Nous avons un ministre de l’Intérieur ! Nous avions failli l’oublier. Christophe Castaner, seul face aux journalistes, doit à un flic raciste américain et meurtrier de sortir du bois. Lui que l’on n’entendait pas, comme si l’encadrement policier du confinement ne le concernait pas, se retrouve au cœur d’une actualité abominable, tenu de réformer à la marge des interventions policières qui aboutissent à mort d’homme. Bien pire : à mort d’homme noir, comme ce fut le cas pour Cédric Chouviat en janvier 2020, ce livreur interpellé pour une petite collection d’infractions.
Plaqué au sol pour s’être opposé aux forces de l’ordre, et alors qu’il montre des signes d’épuisement, il meurt 48 heures plus tard l’intervention par hypoxie. Que le malheureux livreur ait, ou non, provoqué les policiers, il ne devait pas mourir, ne serait-ce qu’au nom de la proportionnalité de la riposte : aucune insulte, aucun geste ne doit aboutir à la mort.
La tolérance zéro contre le racisme au sein des forces de l’ordre décrété par le ministre rejoint forcément l’arsenal des paroles fortes qui ne se traduisent pas par des mesures réelles, des solutions concrètes.

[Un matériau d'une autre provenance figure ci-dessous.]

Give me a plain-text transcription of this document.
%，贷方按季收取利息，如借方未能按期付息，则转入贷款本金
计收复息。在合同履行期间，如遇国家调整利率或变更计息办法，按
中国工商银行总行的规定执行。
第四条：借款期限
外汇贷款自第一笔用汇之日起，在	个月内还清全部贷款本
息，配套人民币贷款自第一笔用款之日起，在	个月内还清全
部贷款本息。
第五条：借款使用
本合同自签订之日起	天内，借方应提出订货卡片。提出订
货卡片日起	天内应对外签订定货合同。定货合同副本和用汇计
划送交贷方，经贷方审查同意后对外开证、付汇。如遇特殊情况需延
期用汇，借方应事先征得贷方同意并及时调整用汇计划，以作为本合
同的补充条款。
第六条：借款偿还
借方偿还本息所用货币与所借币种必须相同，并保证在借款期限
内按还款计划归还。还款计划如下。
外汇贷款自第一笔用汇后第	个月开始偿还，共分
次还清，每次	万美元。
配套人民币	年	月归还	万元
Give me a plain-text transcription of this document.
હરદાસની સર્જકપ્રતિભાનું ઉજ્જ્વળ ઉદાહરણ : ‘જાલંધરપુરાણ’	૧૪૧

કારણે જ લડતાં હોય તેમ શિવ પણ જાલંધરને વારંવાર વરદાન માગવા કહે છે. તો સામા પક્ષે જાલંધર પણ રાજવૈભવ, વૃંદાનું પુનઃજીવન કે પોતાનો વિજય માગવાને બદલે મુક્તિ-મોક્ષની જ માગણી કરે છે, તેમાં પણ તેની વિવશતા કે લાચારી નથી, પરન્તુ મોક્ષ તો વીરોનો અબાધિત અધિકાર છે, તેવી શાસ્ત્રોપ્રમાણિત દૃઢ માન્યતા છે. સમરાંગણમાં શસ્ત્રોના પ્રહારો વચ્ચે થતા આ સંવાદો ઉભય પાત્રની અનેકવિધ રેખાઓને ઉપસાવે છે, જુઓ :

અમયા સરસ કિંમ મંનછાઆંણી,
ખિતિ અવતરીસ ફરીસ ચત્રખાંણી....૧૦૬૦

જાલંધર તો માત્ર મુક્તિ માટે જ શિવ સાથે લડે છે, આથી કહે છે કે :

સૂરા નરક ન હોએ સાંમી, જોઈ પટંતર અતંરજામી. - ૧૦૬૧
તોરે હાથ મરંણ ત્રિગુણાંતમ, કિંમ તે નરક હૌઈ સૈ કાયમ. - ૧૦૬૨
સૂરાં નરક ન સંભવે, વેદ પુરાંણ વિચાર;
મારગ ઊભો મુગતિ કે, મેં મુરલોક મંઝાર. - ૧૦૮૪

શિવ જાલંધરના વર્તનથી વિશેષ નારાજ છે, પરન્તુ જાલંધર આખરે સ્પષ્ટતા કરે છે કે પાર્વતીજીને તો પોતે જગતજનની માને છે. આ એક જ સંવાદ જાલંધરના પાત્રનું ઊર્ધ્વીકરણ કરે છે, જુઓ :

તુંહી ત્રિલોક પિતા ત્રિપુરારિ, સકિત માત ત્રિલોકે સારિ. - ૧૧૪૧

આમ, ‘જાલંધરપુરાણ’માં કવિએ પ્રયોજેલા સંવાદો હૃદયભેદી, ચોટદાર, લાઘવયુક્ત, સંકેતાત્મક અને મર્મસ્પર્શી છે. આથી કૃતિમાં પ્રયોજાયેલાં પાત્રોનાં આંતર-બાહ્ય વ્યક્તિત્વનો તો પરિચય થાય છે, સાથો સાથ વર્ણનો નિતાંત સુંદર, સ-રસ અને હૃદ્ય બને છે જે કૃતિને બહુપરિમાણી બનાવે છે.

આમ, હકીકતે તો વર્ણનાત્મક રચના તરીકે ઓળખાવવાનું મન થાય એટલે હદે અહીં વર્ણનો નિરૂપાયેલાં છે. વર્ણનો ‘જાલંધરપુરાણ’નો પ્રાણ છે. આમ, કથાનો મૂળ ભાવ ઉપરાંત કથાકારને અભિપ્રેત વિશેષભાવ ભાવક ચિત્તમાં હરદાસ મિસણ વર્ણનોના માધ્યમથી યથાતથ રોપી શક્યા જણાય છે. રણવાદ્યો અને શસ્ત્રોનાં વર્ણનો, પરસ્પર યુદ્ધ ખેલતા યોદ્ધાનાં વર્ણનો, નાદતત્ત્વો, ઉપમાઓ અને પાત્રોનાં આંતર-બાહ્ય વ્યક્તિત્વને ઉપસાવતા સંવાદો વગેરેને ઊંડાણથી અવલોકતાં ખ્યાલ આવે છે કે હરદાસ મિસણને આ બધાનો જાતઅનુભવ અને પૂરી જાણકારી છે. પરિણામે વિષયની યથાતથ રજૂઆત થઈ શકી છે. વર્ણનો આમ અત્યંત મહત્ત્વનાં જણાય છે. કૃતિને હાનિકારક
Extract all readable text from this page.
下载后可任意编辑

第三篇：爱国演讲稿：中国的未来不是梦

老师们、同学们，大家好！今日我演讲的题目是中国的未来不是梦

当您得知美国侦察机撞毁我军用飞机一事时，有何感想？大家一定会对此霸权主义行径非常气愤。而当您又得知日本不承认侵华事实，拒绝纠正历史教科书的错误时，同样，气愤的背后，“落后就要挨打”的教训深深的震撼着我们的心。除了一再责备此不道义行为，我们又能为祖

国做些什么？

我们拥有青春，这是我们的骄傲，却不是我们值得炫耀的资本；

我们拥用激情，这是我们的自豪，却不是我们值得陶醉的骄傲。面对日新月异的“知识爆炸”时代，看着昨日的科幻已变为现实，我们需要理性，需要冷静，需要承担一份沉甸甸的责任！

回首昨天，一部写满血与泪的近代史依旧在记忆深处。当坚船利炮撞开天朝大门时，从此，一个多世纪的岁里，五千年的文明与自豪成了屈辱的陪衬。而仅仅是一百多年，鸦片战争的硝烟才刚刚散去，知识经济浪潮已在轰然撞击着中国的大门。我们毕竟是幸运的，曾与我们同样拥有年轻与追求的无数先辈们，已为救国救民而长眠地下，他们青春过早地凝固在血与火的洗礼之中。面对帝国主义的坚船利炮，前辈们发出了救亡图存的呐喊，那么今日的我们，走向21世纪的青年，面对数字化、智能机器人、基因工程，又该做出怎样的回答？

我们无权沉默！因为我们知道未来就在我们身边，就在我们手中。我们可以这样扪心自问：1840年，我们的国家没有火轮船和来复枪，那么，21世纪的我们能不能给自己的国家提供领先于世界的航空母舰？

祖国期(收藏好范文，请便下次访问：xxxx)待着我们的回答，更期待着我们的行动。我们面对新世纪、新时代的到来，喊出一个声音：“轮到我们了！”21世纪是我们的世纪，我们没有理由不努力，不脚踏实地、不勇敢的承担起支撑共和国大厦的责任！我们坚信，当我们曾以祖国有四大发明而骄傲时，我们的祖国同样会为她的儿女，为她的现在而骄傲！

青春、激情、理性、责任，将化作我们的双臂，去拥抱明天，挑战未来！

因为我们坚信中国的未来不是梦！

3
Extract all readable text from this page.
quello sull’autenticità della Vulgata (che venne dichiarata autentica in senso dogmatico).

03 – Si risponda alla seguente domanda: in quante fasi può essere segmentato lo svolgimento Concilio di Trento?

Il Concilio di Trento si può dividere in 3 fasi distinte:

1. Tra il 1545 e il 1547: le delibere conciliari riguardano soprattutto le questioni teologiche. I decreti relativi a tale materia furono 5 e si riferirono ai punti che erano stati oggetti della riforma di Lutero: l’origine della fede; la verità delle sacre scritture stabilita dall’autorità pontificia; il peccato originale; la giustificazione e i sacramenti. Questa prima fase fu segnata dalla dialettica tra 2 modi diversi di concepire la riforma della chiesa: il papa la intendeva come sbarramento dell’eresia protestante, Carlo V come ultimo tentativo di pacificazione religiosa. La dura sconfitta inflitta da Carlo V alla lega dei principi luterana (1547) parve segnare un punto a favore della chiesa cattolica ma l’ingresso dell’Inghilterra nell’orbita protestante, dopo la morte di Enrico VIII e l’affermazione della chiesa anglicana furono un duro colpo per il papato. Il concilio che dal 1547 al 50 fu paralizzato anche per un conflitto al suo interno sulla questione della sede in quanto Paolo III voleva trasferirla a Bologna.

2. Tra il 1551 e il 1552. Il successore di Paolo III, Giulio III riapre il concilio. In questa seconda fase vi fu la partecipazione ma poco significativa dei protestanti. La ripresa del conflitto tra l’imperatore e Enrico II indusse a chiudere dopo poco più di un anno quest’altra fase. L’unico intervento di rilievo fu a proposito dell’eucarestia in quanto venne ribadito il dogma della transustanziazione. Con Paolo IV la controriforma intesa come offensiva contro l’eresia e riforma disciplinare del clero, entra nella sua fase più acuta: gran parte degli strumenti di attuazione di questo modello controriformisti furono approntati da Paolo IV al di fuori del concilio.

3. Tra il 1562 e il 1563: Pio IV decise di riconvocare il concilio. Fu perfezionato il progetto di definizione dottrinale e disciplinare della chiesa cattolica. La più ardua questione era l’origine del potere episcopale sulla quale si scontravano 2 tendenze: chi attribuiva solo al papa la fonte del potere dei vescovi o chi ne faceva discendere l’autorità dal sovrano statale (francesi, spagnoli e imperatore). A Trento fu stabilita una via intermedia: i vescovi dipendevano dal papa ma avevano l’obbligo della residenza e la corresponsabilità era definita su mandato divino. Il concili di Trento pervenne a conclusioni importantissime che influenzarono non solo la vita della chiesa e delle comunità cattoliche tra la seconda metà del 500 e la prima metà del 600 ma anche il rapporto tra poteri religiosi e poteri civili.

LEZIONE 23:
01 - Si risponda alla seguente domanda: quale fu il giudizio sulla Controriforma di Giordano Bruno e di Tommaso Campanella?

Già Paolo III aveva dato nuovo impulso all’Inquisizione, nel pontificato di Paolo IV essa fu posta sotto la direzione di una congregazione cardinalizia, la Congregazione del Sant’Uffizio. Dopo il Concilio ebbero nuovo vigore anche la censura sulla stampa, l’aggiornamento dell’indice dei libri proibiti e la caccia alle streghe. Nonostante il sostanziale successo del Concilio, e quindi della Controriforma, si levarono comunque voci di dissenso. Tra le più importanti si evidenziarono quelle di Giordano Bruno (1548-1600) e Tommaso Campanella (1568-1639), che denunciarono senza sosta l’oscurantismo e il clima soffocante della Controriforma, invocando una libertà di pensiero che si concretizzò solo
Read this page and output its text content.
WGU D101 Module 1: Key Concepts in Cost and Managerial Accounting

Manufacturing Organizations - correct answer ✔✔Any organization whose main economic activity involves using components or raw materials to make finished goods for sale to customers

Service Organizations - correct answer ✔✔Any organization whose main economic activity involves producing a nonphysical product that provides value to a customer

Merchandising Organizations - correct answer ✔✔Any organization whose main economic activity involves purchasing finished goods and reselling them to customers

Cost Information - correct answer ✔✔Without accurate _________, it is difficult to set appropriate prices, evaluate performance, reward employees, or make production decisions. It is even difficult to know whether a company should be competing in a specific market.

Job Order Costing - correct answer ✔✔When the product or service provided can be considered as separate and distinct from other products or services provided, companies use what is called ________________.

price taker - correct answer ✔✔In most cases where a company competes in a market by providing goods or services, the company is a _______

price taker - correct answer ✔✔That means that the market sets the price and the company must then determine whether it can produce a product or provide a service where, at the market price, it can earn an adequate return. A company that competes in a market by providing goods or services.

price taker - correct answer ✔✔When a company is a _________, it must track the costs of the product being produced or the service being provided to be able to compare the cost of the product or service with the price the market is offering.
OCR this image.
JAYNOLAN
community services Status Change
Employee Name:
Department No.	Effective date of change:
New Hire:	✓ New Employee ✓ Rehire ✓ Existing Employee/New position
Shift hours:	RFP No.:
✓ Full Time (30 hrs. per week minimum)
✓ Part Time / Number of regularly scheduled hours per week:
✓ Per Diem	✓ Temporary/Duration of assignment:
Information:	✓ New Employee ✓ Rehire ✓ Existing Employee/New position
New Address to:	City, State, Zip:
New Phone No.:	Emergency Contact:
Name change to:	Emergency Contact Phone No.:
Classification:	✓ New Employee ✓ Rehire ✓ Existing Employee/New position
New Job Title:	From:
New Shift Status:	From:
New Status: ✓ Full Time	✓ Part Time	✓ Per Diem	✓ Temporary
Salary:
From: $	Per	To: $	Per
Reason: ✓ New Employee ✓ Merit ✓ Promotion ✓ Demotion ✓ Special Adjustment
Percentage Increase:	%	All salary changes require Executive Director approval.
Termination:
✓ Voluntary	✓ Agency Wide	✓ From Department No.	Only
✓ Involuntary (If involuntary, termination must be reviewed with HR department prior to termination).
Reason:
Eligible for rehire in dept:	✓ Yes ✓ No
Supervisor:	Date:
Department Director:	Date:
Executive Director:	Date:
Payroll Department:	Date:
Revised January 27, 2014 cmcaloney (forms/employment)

Le racisme relève par essence de la tolérance zéro, faut-il le décréter ? Que l’étranglement soit désormais interdit semble relever du simple bon sens. Or les syndicats de police invités à commenter la mesure hurlent qu’il s’agit de la seule méthode possible pour maîtriser un individu qui ne se laisse pas faire. À l’évidence, personne n’apprendra aux policiers et aux gendarmes ces techniques d’art martial apparemment si efficaces au cinéma ! Christophe Castaner a échappé curieusement à la crise sanitaire, il n’échappera pas à la crise de la suspicion qui frappe, à échelle mondiale, depuis le décès de George Floyd, les interventions policières abusives. Tenu de défendre la police – un syndicaliste d’Alliance le lui a rappelé aussitôt –, contraint de dénoncer les attitudes racistes dans une institution sans doute en sa grande majorité composée d’hommes et de femmes incapables de tuer pour une simple infraction, le ministre de l’Intérieur reste en France un sacrifié de la République : soit il incarne une autorité qui, tel 007, a le droit de tuer, soit il est le garant de la vie de citoyens vulnérables que leur couleur ou leur rébellion exposent à une mort inacceptable. À vrai dire, un ministre de l’Intérieur ne devrait pas s’exposer à pareil déchirement : il n’est pas le protecteur d’une police criminelle. Il est le garant de la sécurité et de la lutte contre toute délinquance. Y compris la délinquance policière, d’autant plus insupportable qu’elle se montre, grâce au Ciel, tout à fait minoritaire.